William Cohen said...

Fernando says: "...parts-of-speech can be distinguished fairly well by unsupervised "surface" statistical methods. This system does not do this because there are only so many hours in the day of even the brightest graduate student."

Also because a) it's mostly finding semi-structured pages (lists and tables and such) where POS tagging would be less reliable, and b) because it's language-independent.

I generally agree with both of you. I think the specific problem Matt points out can be (and probably will be) fixed with some additional analysis.

But I think the overall question remains - there are clear limitations to this sort of technique. It's very much oriented toward exploiting redundancy across sites, and it doesn't usually work for things that aren't relatively popular and well-known named entities. This is a sort of wisdom-of-crowds result, and finesses the problem of doing any real understanding of any particular page.

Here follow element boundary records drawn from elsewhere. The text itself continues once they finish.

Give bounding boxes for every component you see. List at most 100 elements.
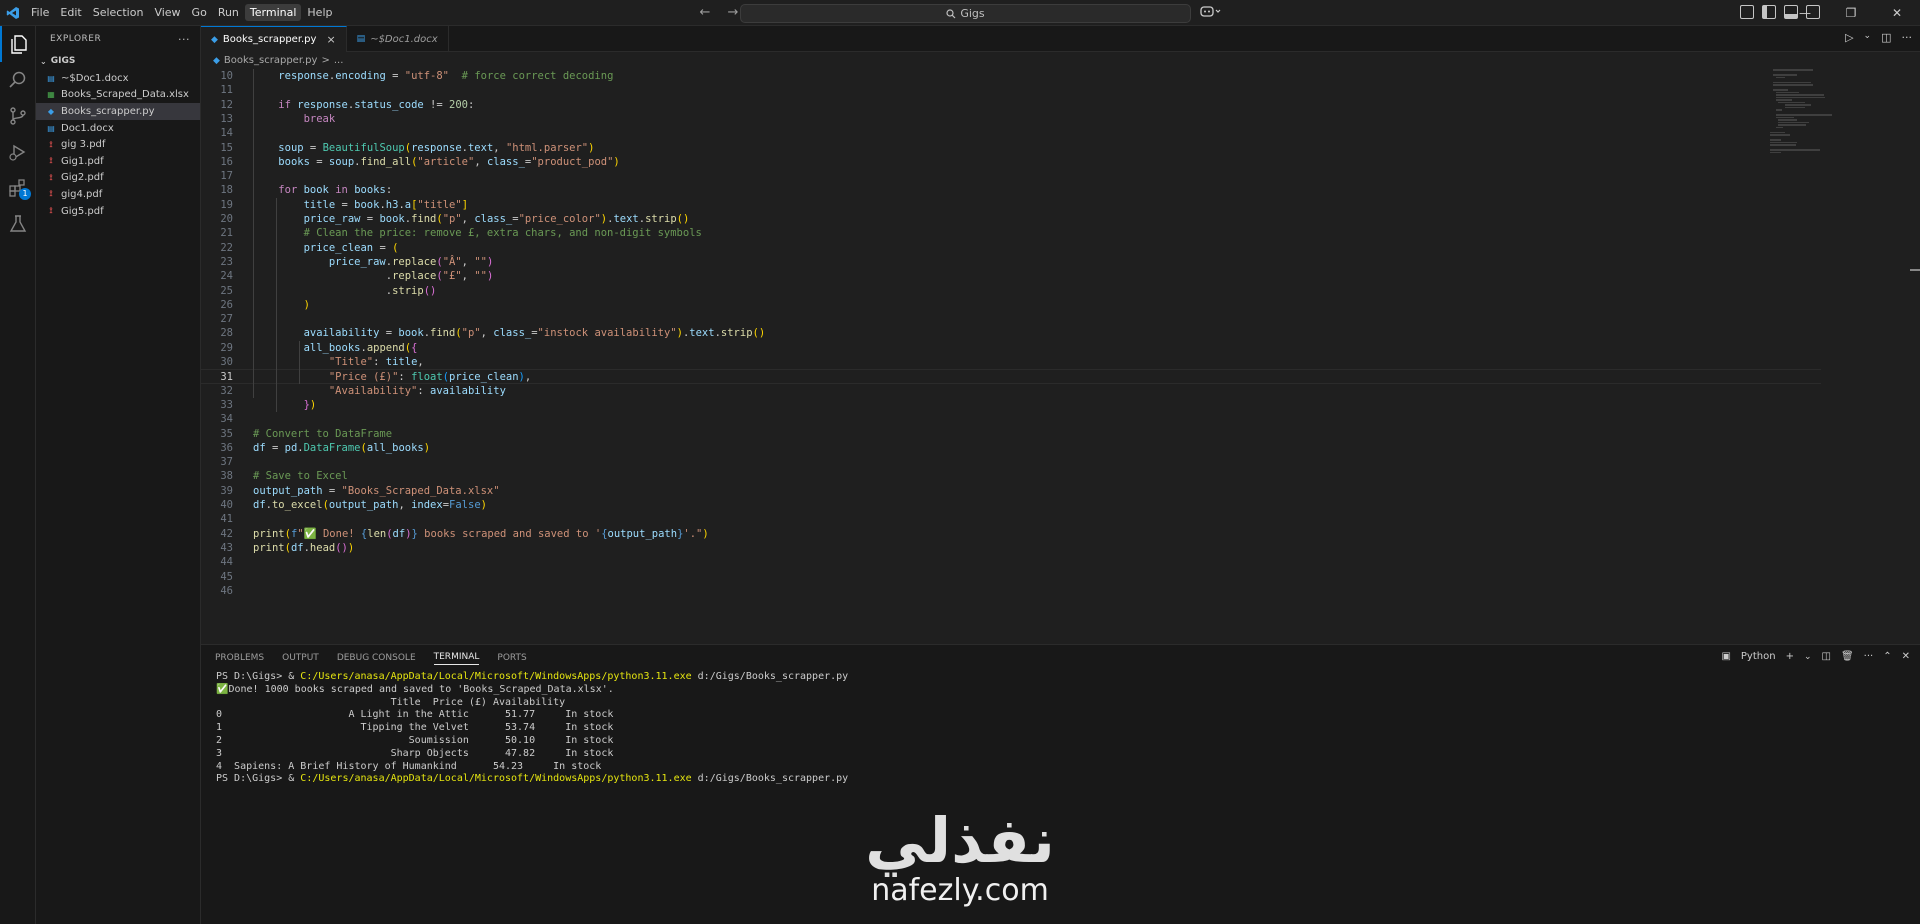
code-editor[interactable]: 10 response.encoding = "utf-8" # force c… xyxy=(201,69,1920,644)
code-line[interactable]: 29 all_books.append({ xyxy=(201,341,1821,355)
code-line[interactable]: 26 ) xyxy=(201,298,1821,312)
customize-layout-icon[interactable] xyxy=(1740,5,1754,19)
source-control-icon[interactable] xyxy=(0,98,36,134)
tab-doc1[interactable]: ▤ ~$Doc1.docx xyxy=(347,26,449,52)
file-item[interactable]: ▤ Doc1.docx xyxy=(36,120,200,137)
code-line[interactable]: 33 }) xyxy=(201,398,1821,412)
menu-view[interactable]: View xyxy=(149,4,185,21)
code-line[interactable]: 10 response.encoding = "utf-8" # force c… xyxy=(201,69,1821,83)
split-editor-icon[interactable]: ◫ xyxy=(1881,31,1891,44)
file-item[interactable]: ⟟ Gig1.pdf xyxy=(36,153,200,170)
terminal-table-rows: 0 A Light in the Attic 51.77 In stock 1 T… xyxy=(216,709,848,773)
menu-help[interactable]: Help xyxy=(302,4,337,21)
breadcrumb-file[interactable]: Books_scrapper.py xyxy=(224,55,318,66)
run-python-file-icon[interactable]: ▷ xyxy=(1845,31,1853,44)
command-center-search[interactable]: Gigs xyxy=(740,4,1191,23)
panel-tab-ports[interactable]: PORTS xyxy=(497,653,526,663)
code-line[interactable]: 41 xyxy=(201,512,1821,526)
code-line[interactable]: 30 "Title": title, xyxy=(201,355,1821,369)
code-line[interactable]: 19 title = book.h3.a["title"] xyxy=(201,198,1821,212)
code-line[interactable]: 42 print(f"✅ Done! {len(df)} books scrape… xyxy=(201,527,1821,541)
code-line[interactable]: 34 xyxy=(201,412,1821,426)
code-line[interactable]: 11 xyxy=(201,83,1821,97)
file-item[interactable]: ▦ Books_Scraped_Data.xlsx xyxy=(36,87,200,104)
menu-run[interactable]: Run xyxy=(213,4,244,21)
code-line[interactable]: 28 availability = book.find("p", class_=… xyxy=(201,326,1821,340)
shell-label[interactable]: Python xyxy=(1741,651,1776,662)
code-line[interactable]: 27 xyxy=(201,312,1821,326)
code-line[interactable]: 21 # Clean the price: remove £, extra ch… xyxy=(201,226,1821,240)
code-line[interactable]: 32 "Availability": availability xyxy=(201,384,1821,398)
code-line[interactable]: 37 xyxy=(201,455,1821,469)
code-line[interactable]: 36 df = pd.DataFrame(all_books) xyxy=(201,441,1821,455)
run-debug-icon[interactable] xyxy=(0,134,36,170)
code-line[interactable]: 40 df.to_excel(output_path, index=False) xyxy=(201,498,1821,512)
restore-icon[interactable]: ❐ xyxy=(1828,0,1874,26)
code-line[interactable]: 24 .replace("£", "") xyxy=(201,269,1821,283)
back-arrow-icon[interactable]: ← xyxy=(696,4,714,22)
file-item[interactable]: ⟟ gig 3.pdf xyxy=(36,136,200,153)
code-line[interactable]: 22 price_clean = ( xyxy=(201,241,1821,255)
chevron-down-icon[interactable]: ⌄ xyxy=(1804,652,1812,662)
menu-go[interactable]: Go xyxy=(187,4,212,21)
extensions-icon[interactable]: 1 xyxy=(0,170,36,206)
more-actions-icon[interactable]: ··· xyxy=(178,33,190,46)
py-file-icon: ◆ xyxy=(47,106,55,116)
new-terminal-icon[interactable]: + xyxy=(1786,651,1794,662)
file-item[interactable]: ⟟ Gig5.pdf xyxy=(36,203,200,220)
minimize-icon[interactable]: — xyxy=(1782,0,1828,26)
close-tab-icon[interactable]: × xyxy=(326,33,335,46)
file-item[interactable]: ⟟ Gig2.pdf xyxy=(36,170,200,187)
code-line[interactable]: 31 "Price (£)": float(price_clean), xyxy=(201,369,1821,384)
menu-edit[interactable]: Edit xyxy=(55,4,86,21)
terminal-output[interactable]: PS D:\Gigs> & C:/Users/anasa/AppData/Loc… xyxy=(216,671,848,786)
scrollbar-marker[interactable] xyxy=(1910,269,1920,271)
search-icon[interactable] xyxy=(0,62,36,98)
code-line[interactable]: 39 output_path = "Books_Scraped_Data.xlsx… xyxy=(201,484,1821,498)
close-panel-icon[interactable]: ✕ xyxy=(1902,651,1910,662)
code-line[interactable]: 16 books = soup.find_all("article", clas… xyxy=(201,155,1821,169)
code-line[interactable]: 20 price_raw = book.find("p", class_="pr… xyxy=(201,212,1821,226)
code-line[interactable]: 15 soup = BeautifulSoup(response.text, "… xyxy=(201,141,1821,155)
tab-books-scrapper[interactable]: ◆ Books_scrapper.py × xyxy=(201,26,347,52)
folder-gigs[interactable]: ⌄ GIGS xyxy=(36,52,200,70)
code-line[interactable]: 23 price_raw.replace("Â", "") xyxy=(201,255,1821,269)
code-line[interactable]: 12 if response.status_code != 200: xyxy=(201,98,1821,112)
trash-icon[interactable]: 🗑 xyxy=(1841,651,1854,662)
activity-bar: 1 xyxy=(0,26,36,924)
code-line[interactable]: 14 xyxy=(201,126,1821,140)
code-line[interactable]: 25 .strip() xyxy=(201,284,1821,298)
file-item[interactable]: ▤ ~$Doc1.docx xyxy=(36,70,200,87)
code-line[interactable]: 44 xyxy=(201,555,1821,569)
explorer-icon[interactable] xyxy=(0,26,36,62)
panel-tab-output[interactable]: OUTPUT xyxy=(282,653,319,663)
more-actions-icon[interactable]: ··· xyxy=(1902,31,1913,44)
file-item[interactable]: ◆ Books_scrapper.py xyxy=(36,103,200,120)
maximize-panel-icon[interactable]: ⌃ xyxy=(1883,651,1891,662)
watermark: نفذلي nafezly.com xyxy=(840,808,1080,924)
menu-selection[interactable]: Selection xyxy=(88,4,149,21)
breadcrumb-symbol[interactable]: ... xyxy=(334,55,344,66)
panel-tab-problems[interactable]: PROBLEMS xyxy=(215,653,264,663)
close-icon[interactable]: ✕ xyxy=(1874,0,1920,26)
split-terminal-icon[interactable]: ◫ xyxy=(1822,651,1831,662)
more-actions-icon[interactable]: ··· xyxy=(1864,651,1874,662)
code-line[interactable]: 43 print(df.head()) xyxy=(201,541,1821,555)
testing-flask-icon[interactable] xyxy=(0,206,36,242)
code-line[interactable]: 13 break xyxy=(201,112,1821,126)
code-line[interactable]: 38 # Save to Excel xyxy=(201,469,1821,483)
file-label: Doc1.docx xyxy=(61,122,114,134)
chevron-down-icon[interactable]: ⌄ xyxy=(1864,31,1872,44)
code-line[interactable]: 45 xyxy=(201,570,1821,584)
code-line[interactable]: 18 for book in books: xyxy=(201,183,1821,197)
copilot-icon[interactable] xyxy=(1200,4,1222,21)
menu-terminal[interactable]: Terminal xyxy=(244,4,302,21)
file-item[interactable]: ⟟ gig4.pdf xyxy=(36,186,200,203)
toggle-primary-sidebar-icon[interactable] xyxy=(1762,5,1776,19)
code-line[interactable]: 35 # Convert to DataFrame xyxy=(201,427,1821,441)
panel-tab-terminal[interactable]: TERMINAL xyxy=(433,652,480,665)
code-line[interactable]: 17 xyxy=(201,169,1821,183)
code-line[interactable]: 46 xyxy=(201,584,1821,598)
panel-tab-debug-console[interactable]: DEBUG CONSOLE xyxy=(337,653,416,663)
menu-file[interactable]: File xyxy=(26,4,54,21)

In fact, it will get poor results on many of the hundreds of pages it processes - it works because its aggregating information across many poorly-understood information sources.

Fernando Pereira said...

Regarding William's point b: for this task, you do not need POS tags, but a way of classifying tokens based on use and context that carries the relevant information, which is the distinction between proper names and other lexical categories. Of course, that assumes some morphological preprocessing, which might be challenging for highly inflected languages.